Create a new administrator account and assign to the Admin Profile just created, go to System > Administrators > Create New > Administrator.
Notice the admin with Admin Profile: super_admin is created by default.
Type
the username: sec-admin > select Type: Local User > type Password:
fortinet (type twice to confirm and click the eye icon to view clear text
password) > select Administrator Profile: Sec_Admin_Prof > leave the
other settings in default (deselected) > click OK.
Logout the current admin account (upper right corner) and login using the new sec-admin account.
I explored the web GUI options and noticed it can only view (read-only) some of the FortiGate options, i.e. Interfaces, System Settings while some options are configurable (read-write), i.e. Hostname, Time zone, Security Profiles.
You can restrict certain trusted subnets to manage the FortiGate. I was initially able to SSH from 192.168.1.140 (Cisco CSRv router).
CSRv#show ip interface brief
Interface IP-Address OK? Method Status Protocol
GigabitEthernet1 192.168.1.140 YES NVRAM up up
GigabitEthernet2 unassigned YES TFTP administratively down down
CSRv#ssh -l admin 192.168.1.160
Password:
FG-1 #
Login using the admin account, go to System > Administrators > select admin > click Edit (with pencil icon).
Enable/toggle: Restrict login to trusted hosts > type Trusted Host 1: 192.168.1.100/32 (Windows 10) > click OK.

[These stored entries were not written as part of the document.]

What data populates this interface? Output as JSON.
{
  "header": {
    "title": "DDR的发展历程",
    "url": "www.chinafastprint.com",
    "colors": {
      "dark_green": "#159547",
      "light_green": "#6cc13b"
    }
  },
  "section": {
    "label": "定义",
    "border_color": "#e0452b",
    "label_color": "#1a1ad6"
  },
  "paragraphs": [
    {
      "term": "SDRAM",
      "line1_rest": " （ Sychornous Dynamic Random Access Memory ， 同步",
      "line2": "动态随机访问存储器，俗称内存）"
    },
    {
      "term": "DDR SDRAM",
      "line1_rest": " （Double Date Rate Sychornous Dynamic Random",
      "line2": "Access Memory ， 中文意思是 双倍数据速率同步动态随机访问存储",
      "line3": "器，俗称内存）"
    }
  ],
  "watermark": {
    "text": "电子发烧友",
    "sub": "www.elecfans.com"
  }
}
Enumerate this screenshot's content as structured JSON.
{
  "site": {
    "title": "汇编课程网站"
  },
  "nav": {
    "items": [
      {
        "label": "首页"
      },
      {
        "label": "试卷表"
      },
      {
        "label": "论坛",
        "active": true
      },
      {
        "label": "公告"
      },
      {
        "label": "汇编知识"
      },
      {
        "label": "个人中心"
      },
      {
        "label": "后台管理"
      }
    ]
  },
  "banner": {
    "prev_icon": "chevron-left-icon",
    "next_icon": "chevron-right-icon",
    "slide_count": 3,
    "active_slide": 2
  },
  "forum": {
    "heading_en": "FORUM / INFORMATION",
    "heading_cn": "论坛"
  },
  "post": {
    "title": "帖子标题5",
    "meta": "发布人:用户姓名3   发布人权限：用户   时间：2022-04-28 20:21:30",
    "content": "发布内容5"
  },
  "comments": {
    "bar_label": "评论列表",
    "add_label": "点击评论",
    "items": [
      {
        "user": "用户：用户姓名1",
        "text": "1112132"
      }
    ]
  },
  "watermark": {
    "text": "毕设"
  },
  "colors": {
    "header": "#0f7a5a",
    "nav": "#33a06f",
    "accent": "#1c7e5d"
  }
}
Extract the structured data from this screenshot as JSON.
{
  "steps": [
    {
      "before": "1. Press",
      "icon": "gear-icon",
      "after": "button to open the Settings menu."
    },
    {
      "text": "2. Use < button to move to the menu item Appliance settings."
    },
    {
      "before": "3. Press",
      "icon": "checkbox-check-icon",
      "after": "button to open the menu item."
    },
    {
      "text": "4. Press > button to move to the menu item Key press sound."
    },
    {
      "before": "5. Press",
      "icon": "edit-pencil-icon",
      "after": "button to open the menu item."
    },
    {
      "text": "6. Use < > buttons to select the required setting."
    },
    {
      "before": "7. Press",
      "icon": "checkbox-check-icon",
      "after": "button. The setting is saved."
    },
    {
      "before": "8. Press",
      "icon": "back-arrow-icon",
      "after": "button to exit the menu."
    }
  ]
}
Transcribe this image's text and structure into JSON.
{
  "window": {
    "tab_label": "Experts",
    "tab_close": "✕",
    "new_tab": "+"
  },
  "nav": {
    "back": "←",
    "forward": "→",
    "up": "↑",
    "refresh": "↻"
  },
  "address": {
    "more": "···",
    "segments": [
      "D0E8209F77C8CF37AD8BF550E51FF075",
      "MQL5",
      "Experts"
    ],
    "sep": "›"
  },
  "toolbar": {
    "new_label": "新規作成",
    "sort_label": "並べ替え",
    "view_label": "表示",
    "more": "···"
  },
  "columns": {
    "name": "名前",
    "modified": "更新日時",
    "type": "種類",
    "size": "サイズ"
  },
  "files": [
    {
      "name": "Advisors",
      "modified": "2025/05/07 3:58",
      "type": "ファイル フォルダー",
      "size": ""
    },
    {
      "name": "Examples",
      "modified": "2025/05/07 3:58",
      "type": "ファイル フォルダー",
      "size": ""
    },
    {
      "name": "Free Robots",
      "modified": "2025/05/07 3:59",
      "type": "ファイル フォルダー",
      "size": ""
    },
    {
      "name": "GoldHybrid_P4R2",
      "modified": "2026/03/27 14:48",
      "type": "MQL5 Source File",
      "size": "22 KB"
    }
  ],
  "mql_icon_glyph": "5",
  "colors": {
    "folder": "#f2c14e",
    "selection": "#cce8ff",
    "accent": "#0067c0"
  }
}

You can add more host IP or subnet by clicking the plus (+) icon.
I wasn't able to SSH from CSRv router afterwards.
CSRv#ssh -l admin 192.168.1.160
[Connection to 192.168.1.160 aborted: error status 0]
I added the CSRv IP address 192.168.1.140 via the FortiGate CLI.
FG-1 # config system admin
FG-1 (admin) # edit admin
FG-1 (admin) # set trusthost2 192.168.1.140/32
FG-1 (admin) # end
To view the current users, issue a get system info admin status command.
FG-1 # get system info
admin admin
FG-1 # get system info admin
ssh Show SSH status.
status Show logged in administrators.
FG-1 # get system info admin status
Index User name Login type From
Logged in users: 3
USERNAME TYPE FROM TIME
admin http 192.168.1.100 Mon May 3 19:29:15 2021
admin ssh 192.168.1.100 Mon May 3 19:40:26 2021
admin ssh 192.168.1.140 Mon May 3 19:41:49 2021
If you get an Evaluation license has expired error, just perform a factory reset and re-configure the FortiGate VM.
FG-1 # exec factoryreset // NO SPACE IN factoryreset
This operation will reset the system to factory default!
Do you want to continue? (y/n)y
Once the initial management interface and HTTPS access is configured, perform a configuration restore. Go to admin (upper right corner) > Configuration > Restore.
Select Restore from: Local PC > click Upload > select .conf file > click OK.
The FortiGate will auto reboot and will get disconnected. Just refresh the web browser after 5 minutes.